除此之外,我不是個喜歡裝腔作勢、拿捏別人的人。
但今晚的情況例外。
封太保對那五個壯年漢子的恐嚇一點都不多餘。
我希望今晚最好不需要用到這五個人。
因爲一旦用到他們,就說明狀況已經超出了我的掌控。
也就是說今晚不出問題則已,一旦出了問題,這五個人就是我的最後依仗。
五猖斂兵陣。
我在一樓佈置好了法壇,看準了陰陽交接的子時,就準備起壇召鬼。
封太保接着電話走了過來叫住我。
起壇時被打斷,不是個好兆頭。
封太保也看出我神情不悅。
他趕緊解釋說:“能不能稍微等一下,還有個人要過來。
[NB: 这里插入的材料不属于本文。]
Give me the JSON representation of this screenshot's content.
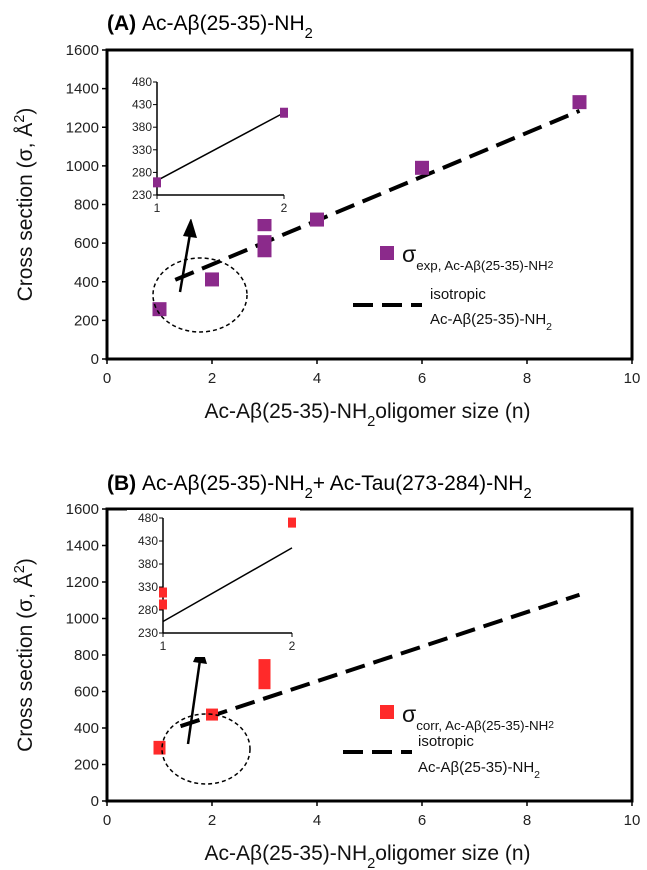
{
  "chart_data": [
    {
      "type": "scatter",
      "panel_label": "(A)",
      "title": "Ac-Aβ(25-35)-NH",
      "title_sub": "2",
      "xlabel": "Ac-Aβ(25-35)-NH",
      "xlabel_sub": "2",
      "xlabel_rest": "oligomer size (n)",
      "ylabel": "Cross section (σ, Å",
      "ylabel_sup": "2",
      "ylabel_end": ")",
      "xlim": [
        0,
        10
      ],
      "ylim": [
        0,
        1600
      ],
      "xticks": [
        "0",
        "2",
        "4",
        "6",
        "8",
        "10"
      ],
      "yticks": [
        "0",
        "200",
        "400",
        "600",
        "800",
        "1000",
        "1200",
        "1400",
        "1600"
      ],
      "marker_color": "#8b2a8b",
      "series": [
        {
          "name": "σexp, Ac-Aβ(25-35)-NH2",
          "legend_symbol": "σ",
          "legend_sub": "exp, Ac-Aβ(25-35)-NH",
          "legend_sub2": "2",
          "points": [
            {
              "x": 1,
              "y": 258,
              "h": 0
            },
            {
              "x": 2,
              "y": 412,
              "h": 0
            },
            {
              "x": 3,
              "y": 563,
              "h": 0
            },
            {
              "x": 3,
              "y": 605,
              "h": 0
            },
            {
              "x": 3,
              "y": 698,
              "h": 0
            },
            {
              "x": 4,
              "y": 722,
              "h": 0
            },
            {
              "x": 6,
              "y": 990,
              "h": 0
            },
            {
              "x": 9,
              "y": 1330,
              "h": 0
            }
          ]
        },
        {
          "name": "isotropic Ac-Aβ(25-35)-NH2",
          "legend_line1": "isotropic",
          "legend_line2": "Ac-Aβ(25-35)-NH",
          "legend_line2_sub": "2",
          "line": [
            {
              "x": 1.3,
              "y": 410
            },
            {
              "x": 9,
              "y": 1285
            }
          ]
        }
      ],
      "inset": {
        "xlim": [
          1,
          2
        ],
        "ylim": [
          230,
          480
        ],
        "xticks": [
          "1",
          "2"
        ],
        "yticks": [
          "230",
          "280",
          "330",
          "380",
          "430",
          "480"
        ],
        "points": [
          {
            "x": 1,
            "y": 258,
            "h": 0
          },
          {
            "x": 2,
            "y": 412,
            "h": 0
          }
        ],
        "line": [
          {
            "x": 1,
            "y": 262
          },
          {
            "x": 2,
            "y": 412
          }
        ]
      }
    },
    {
      "type": "scatter",
      "panel_label": "(B)",
      "title": "Ac-Aβ(25-35)-NH",
      "title_sub": "2",
      "title_rest": "+ Ac-Tau(273-284)-NH",
      "title_rest_sub": "2",
      "xlabel": "Ac-Aβ(25-35)-NH",
      "xlabel_sub": "2",
      "xlabel_rest": "oligomer size (n)",
      "ylabel": "Cross section (σ, Å",
      "ylabel_sup": "2",
      "ylabel_end": ")",
      "xlim": [
        0,
        10
      ],
      "ylim": [
        0,
        1600
      ],
      "xticks": [
        "0",
        "2",
        "4",
        "6",
        "8",
        "10"
      ],
      "yticks": [
        "0",
        "200",
        "400",
        "600",
        "800",
        "1000",
        "1200",
        "1400",
        "1600"
      ],
      "marker_color": "#ff2a2a",
      "series": [
        {
          "name": "σcorr, Ac-Aβ(25-35)-NH2",
          "legend_symbol": "σ",
          "legend_sub": "corr, Ac-Aβ(25-35)-NH",
          "legend_sub2": "2",
          "points": [
            {
              "x": 1,
              "y": 292,
              "h": 75
            },
            {
              "x": 2,
              "y": 484,
              "h": 45
            },
            {
              "x": 3,
              "y": 695,
              "h": 165
            }
          ]
        },
        {
          "name": "isotropic Ac-Aβ(25-35)-NH2",
          "legend_line1": "isotropic",
          "legend_line2": "Ac-Aβ(25-35)-NH",
          "legend_line2_sub": "2",
          "line": [
            {
              "x": 1.4,
              "y": 410
            },
            {
              "x": 9,
              "y": 1130
            }
          ]
        }
      ],
      "inset": {
        "xlim": [
          1,
          2
        ],
        "ylim": [
          230,
          480
        ],
        "xticks": [
          "1",
          "2"
        ],
        "yticks": [
          "230",
          "280",
          "330",
          "380",
          "430",
          "480"
        ],
        "points": [
          {
            "x": 1,
            "y": 292,
            "h": 0
          },
          {
            "x": 1,
            "y": 318,
            "h": 0
          },
          {
            "x": 2,
            "y": 470,
            "h": 0
          }
        ],
        "line": [
          {
            "x": 1,
            "y": 255
          },
          {
            "x": 2,
            "y": 415
          }
        ]
      }
    }
  ]
}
”
“誰?梁山炦嗎?讓他別過來了。”我冷聲說着,拿起了桌上的桃木劍。
“從現在開始所有的人,所有的事都必須聽我的。”
我瞪着封太保說:“這不是成功還是失敗的問題,而是會不會死人的問題!”
“嘁——!”
樓外傳來一個桀驁不馴的聲音:“一個裝神弄鬼的臭騙子,牛掰什麼?”
“你也只能騙騙那個老東西而已。”
“封叔,把工地上的人都叫出來,我帶着他們在這樓裏走一遍。”
“這裏要是真有鬼,就讓它們都來找我!”
一陣無源陰風吹過,撲滅了法壇上的燭火……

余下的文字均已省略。